ONE in five companies says it would have to cut jobs if compelled to pay money into workers' pensions, research shows.

More than a third of companies said they would only be able to meet the cost of compulsory contributions by freezing salary increases, while 31 per cent said they would have to pass on the cost to customers by raising prices.

The survey of 800 businesses by the British Chambers of Commerce (BCC) found many firms already found pensions too expensive to offer.

More than half of the companies questioned said they did not contribute to their pension scheme because they could not afford it, rising to 74 per cent among firms employing fewer than 50 people.

BCC director general David Frost said: "These findings show that forcing employers to contribute towards pensions would come at a high price, both for businesses and their employees.

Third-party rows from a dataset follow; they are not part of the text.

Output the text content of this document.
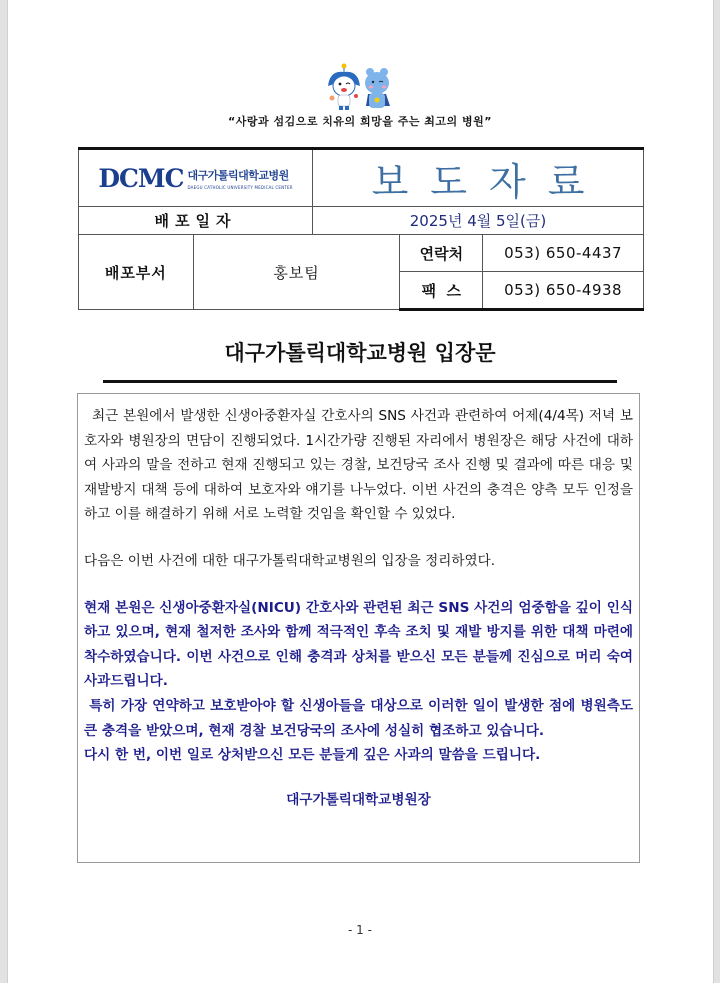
“사랑과 섬김으로 치유의 희망을 주는 최고의 병원”
DCMC 대구가톨릭대학교병원
DAEGU CATHOLIC UNIVERSITY MEDICAL CENTER		보도자료		
배포일자		2025년 4월 5일(금)		
배포부서	홍보팀		연락처	053) 650-4437
			팩  스	053) 650-4938
대구가톨릭대학교병원 입장문

최근 본원에서 발생한 신생아중환자실 간호사의 SNS 사건과 관련하여 어제(4/4목) 저녁 보호자와 병원장의 면담이 진행되었다. 1시간가량 진행된 자리에서 병원장은 해당 사건에 대하여 사과의 말을 전하고 현재 진행되고 있는 경찰, 보건당국 조사 진행 및 결과에 따른 대응 및 재발방지 대책 등에 대하여 보호자와 얘기를 나누었다. 이번 사건의 충격은 양측 모두 인정을 하고 이를 해결하기 위해 서로 노력할 것임을 확인할 수 있었다.

다음은 이번 사건에 대한 대구가톨릭대학교병원의 입장을 정리하였다.

현재 본원은 신생아중환자실(NICU) 간호사와 관련된 최근 SNS 사건의 엄중함을 깊이 인식하고 있으며, 현재 철저한 조사와 함께 적극적인 후속 조치 및 재발 방지를 위한 대책 마련에 착수하였습니다. 이번 사건으로 인해 충격과 상처를 받으신 모든 분들께 진심으로 머리 숙여 사과드립니다.

특히 가장 연약하고 보호받아야 할 신생아들을 대상으로 이러한 일이 발생한 점에 병원측도 큰 충격을 받았으며, 현재 경찰 보건당국의 조사에 성실히 협조하고 있습니다.

다시 한 번, 이번 일로 상처받으신 모든 분들게 깊은 사과의 말씀을 드립니다.

대구가톨릭대학교병원장
- 1 -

"Compelling employers to pay into pension schemes would simply increase the cost of employing someone and it is clear that some firms would be forced to reduce the size of their workforce to meet this cost.

"At a time when our companies are facing fierce competition from countries such as India and China, compulsory pension contributions are the last thing that UK employers need."

The group is calling on the Government to introduce a financial incentive to encourage companies to make pension contributions.

The BCC also wants the Government to do more to encourage individuals to save towards retirement.

Mr Frost said: "We now need to see real measures to encourage more people to pay into pensions.

"This means better government-led information for employees about the benefits of pension saving, greater use of automatic enrolment in company pension schemes and a simpler state pension system that complements individual saving rather than discourages it."